January 3rd, 2012, I am conquering you, I thought. I will go to the dry cleaners with the two items I want cleaned. I will fill up my tank with gas. I will relish the cold. I will pick up groceries at the most consistently inexpensive store and not worry about the coupons.
All this before 10 a.m.? Victory! I turned west toward home, the day’s battle against lethargy won. But a new war awaited.
A creature appeared in the distance, walking in the eastbound lane. A single car sat near it, then sped  from shoulder to shoulder, swerving around the animal.
I was a little miffed. Surely the dude (I assumed it was a dude) could have stopped to let the poor thing by.
As I drove closer, I realized the poor thing was a wild turkey. Unlike the dude, I, the conqueror of the errands, could offer a little benevolence. The turkey ran toward the ditch, so I stopped and gave him (I assumed it was a him) some room to be sensible.
The turkey froze. He turned and looked around. He looked at me. And then, he ran … directly at the grill of my car.
Now I looked around. I wasn't sure what to do, so I treated him like a distracted driver and honked my horn. The turkey turned out to have a case of road rage. He stopped momentarily, then charged my car and disappeared.

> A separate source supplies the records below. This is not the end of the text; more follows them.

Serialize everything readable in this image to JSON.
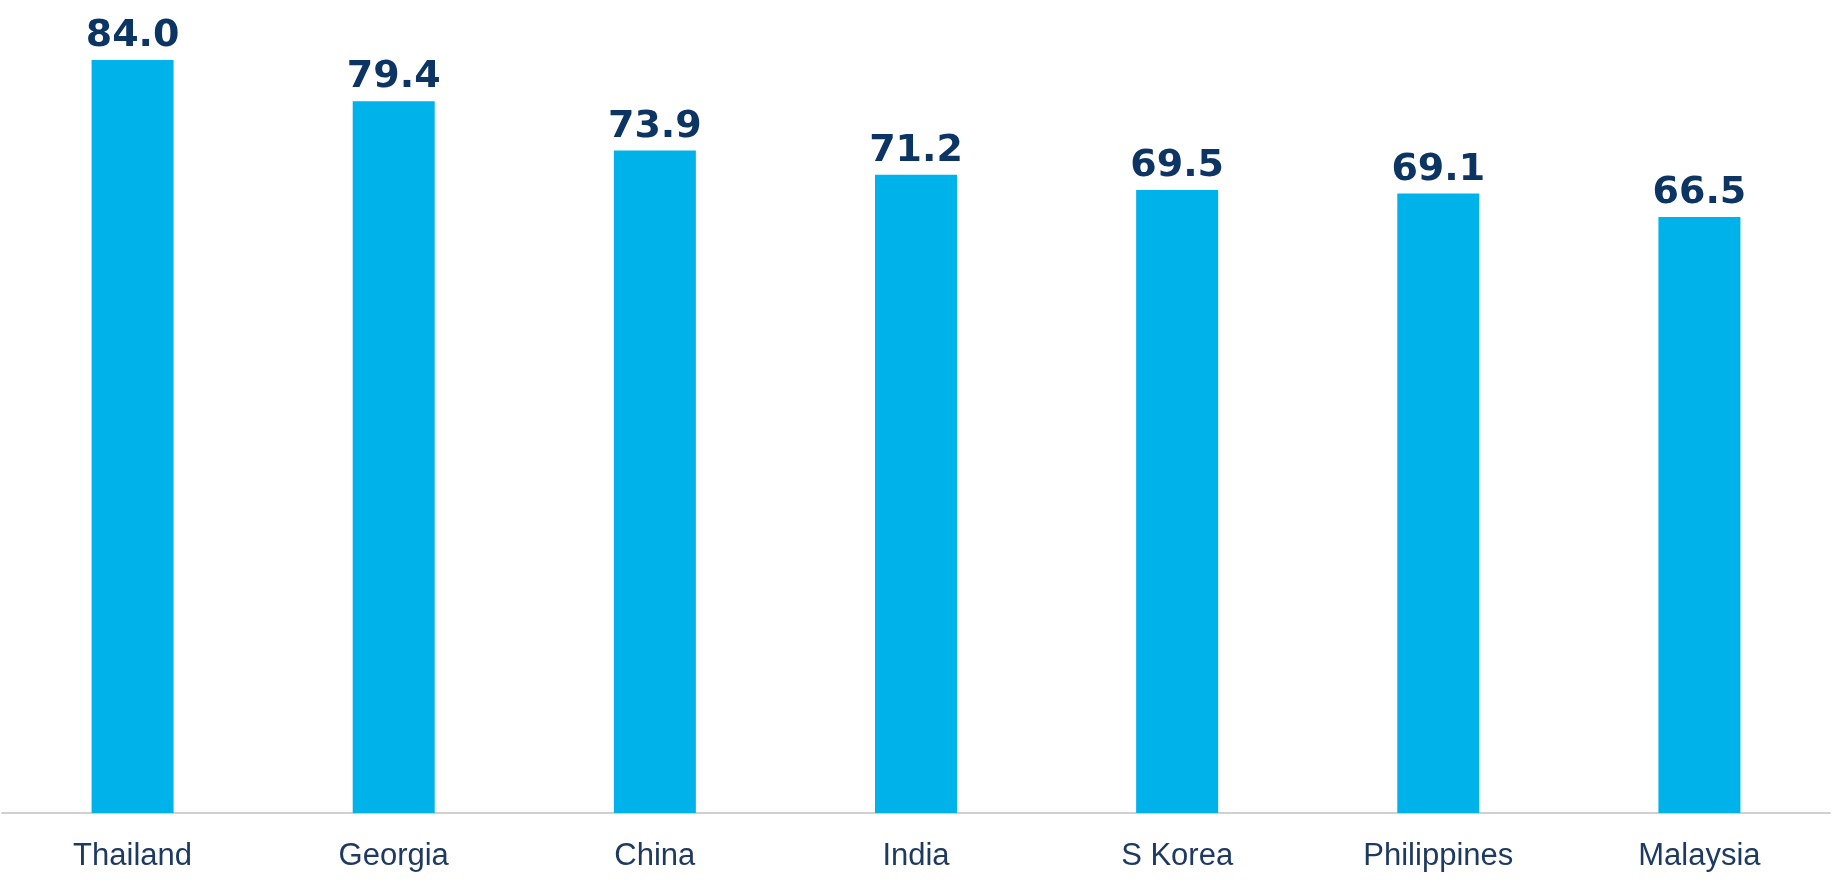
{
  "chart_data": {
    "type": "bar",
    "categories": [
      "Thailand",
      "Georgia",
      "China",
      "India",
      "S Korea",
      "Philippines",
      "Malaysia"
    ],
    "values": [
      84.0,
      79.4,
      73.9,
      71.2,
      69.5,
      69.1,
      66.5
    ],
    "color": "#00b2ea",
    "value_labels": [
      "84.0",
      "79.4",
      "73.9",
      "71.2",
      "69.5",
      "69.1",
      "66.5"
    ]
  }
}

I honked again. A greyish-white head popped over the hood of my car, gave me the eye, and then vanished.
I imagined him pecking at my bumper with demented fervor, or reenacting that scene from Cape Fear. I checked the rearview mirror. The nearest vehicle was far enough away: I put my car in reverse and eased back a few yards. Retreat only angered him more. He charged me again. People were now coming eastbound, so I put the car in drive and tried to sneak by on the shoulder. He headed me off like a sheepdog.
I slowly returned to my lane and hit the brakes as the jake once again disappeared. Eastbound traffic paused. The turkey head shot up again. The driver opposite went wide-eyed. I was playing chicken with a turkey.
Now a line of cars formed behind me. I realized that from their point of view, I was merely a crazy woman impeding their progress for no obvious reason. So I honked again. The eastbound driver moved, and the westbound drivers took their turns staring at me, first in disgust, then with disbelieve.
Finally, all traffic cleared. I threw the car into reverse and aimed for the shoulder. As the turkey came my way, I threw the car back into drive and — like the dude five minutes before me — gunned it. I swerved and flew back into my own lane, leaving, I’m sure, a distant motorist with the same temptation as me.
To her (I assume it’s a her) I say, it’s easy to rush to judgment, but for 2012, I’m quitting that. Cold turkey.